'V-cs no longer speak for universities to Government'

Political honours have co-opted the sector's leaders, a constitutional expert tells Rebecca Attwood

March 19, 2009

Vernon Bogdanor is fascinated by constitutions, the way that we are governed and the relationship of the individual to the state.

So it is no surprise that the University of Oxford professor of government should have firm views on university governance.

Today's vice-chancellors do not do enough to stand up for universities, he told Times Higher Education in an interview at Brasenose College, Oxford.

"Leaders of higher education have been co-opted too strongly into Government. Instead of speaking for universities to the Government, they speak for Government to universities. There are too many people of a managerial bent running universities and too few who understand very much about academic values."

This was not always the case. In the 1950s and 1960s, in the days of Lord Franks, provost of Worcester College, Oxford, and Lord Wolfenden, the vice-chancellor of the University of Reading, heads of academic institutions were powerful national figures, he argued.

Governments were fearful of provoking their ire and would not decide policies on higher education without their input.

According to Professor Bogdanor, the rewards system is partly to blame for reducing their outspokenness. Now vice-chancellors "want knighthoods and peerages". They have ceased to represent academics and students, and have allowed "all sorts of intrusions" on academic values.

Professor Bogdanor, who writes regularly for national newspapers, was a vocal opponent of the failed attempts by John Hood, Oxford's vice-chancellor, to bring a majority of external members on to its governing council.

Although Oxford is old, the ideas behind its organisation - decentralisation and a federal system - are extremely modern, he said.

But the rise of the "managerial philosophy" that began under Baroness Thatcher brought about the "mad idea" that the disciplines of the financial world should be brought into universities.

And so academics now labour under the pressures of managerialism, administration, bureaucracy and attempts to measure their output.

"These things don't work in a university. We are not making widgets or screwdrivers."

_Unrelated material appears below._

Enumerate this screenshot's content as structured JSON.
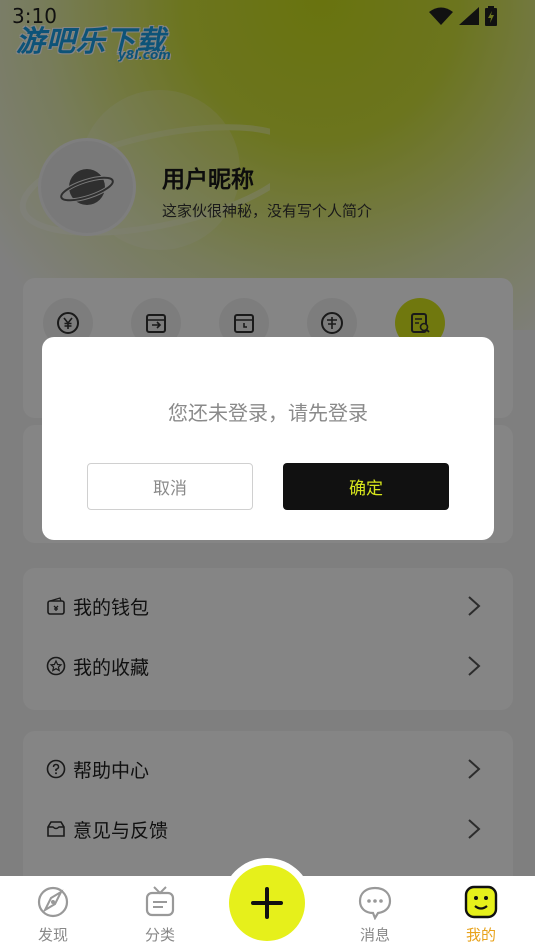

In the arts and humanities, the pressure is far too great on young academics to publish before they are necessarily ready to do so.

"I don't think any social value is gained by much of what is published," Professor Bogdanor said.

He is inclined to agree with one former colleague, a philosopher, who said people ought to be most grateful to him for his unpublished works.

Professor Bogdanor's own publications, however, have been described by the Political Studies Association as "seminal", and the association awarded him the Sir Isaiah Berlin prize for lifetime achievement last November.

"I knew Isaiah Berlin," Professor Bogdanor said. "He was a great political thinker, a political philosopher. He would have thought the work I did on the constitution was machinery, furniture. I take a slightly different view. I think ideas come out of concrete things."

Professor Bogdanor has advised the governments of the Czech Republic, Hungary, Israel, Romania, Slovakia and Trinidad on constitutional matters.

In his forthcoming book, The New British Constitution, he argues that the UK is moving towards a constitution. But it has happened in a "typically British, unplanned, pragmatic" way, he said. "No one actually set out to do it."

Most of the constitutional reforms - such as devolution - have shifted power between the elites. "What I would like to see is power knocked not just sideways but downwards, so that people can take more power in their own hands."

The credit crunch has put constitutional reform on hold while the Prime Minister deals with more pressing concerns, according to Professor Bogdanor, who counts David Cameron, the Conservative leader, among his former students.

But he thinks there may be a silver lining in the downturn - it rather undermines the idea that academia has a lot to learn from business.

"If we look at the history of Britain, on the whole universities are successful and have been a model for the world. I wouldn't have thought that British business was a model for much! So all this may be coming to an end. We may be on a cusp of a period of ideological change. It is, perhaps, too early to tell."

rebecca.attwood@tsleducation.com

CHURCHILL'S PASSION FOR LEARNING

This week Vernon Bogdanor delivers the Winston Churchill Memorial Lecture in Luxembourg, an honour normally reserved for politicians - Baroness Thatcher, Lord Mandelson and Lord Jenkins among them.

Churchill did not go to university, but in his later life he gave several speeches on higher education when receiving honorary degrees.

"As life unfolds, I have been astonished to find how many more degrees I have received than I have passed examinations," he said in 1950.

"This is a good argument for not being discouraged by the failures or shortcomings of youth but to persevere and go on trying to learn all your life."

While in the Army in Bangalore in his twenties, Churchill developed a thirst for knowledge and asked his mother to send him books. He devoured works on history and philosophy.

Churchill also said that the purpose of universities was misunderstood - they were not for training, but to enable people to think and open their minds.

Professor Bogdanor said: "He would have been in favour, I think, of the Government's policy of extending university education to 50 per cent of the population. But he would not, I think, have been in favour of vocational courses."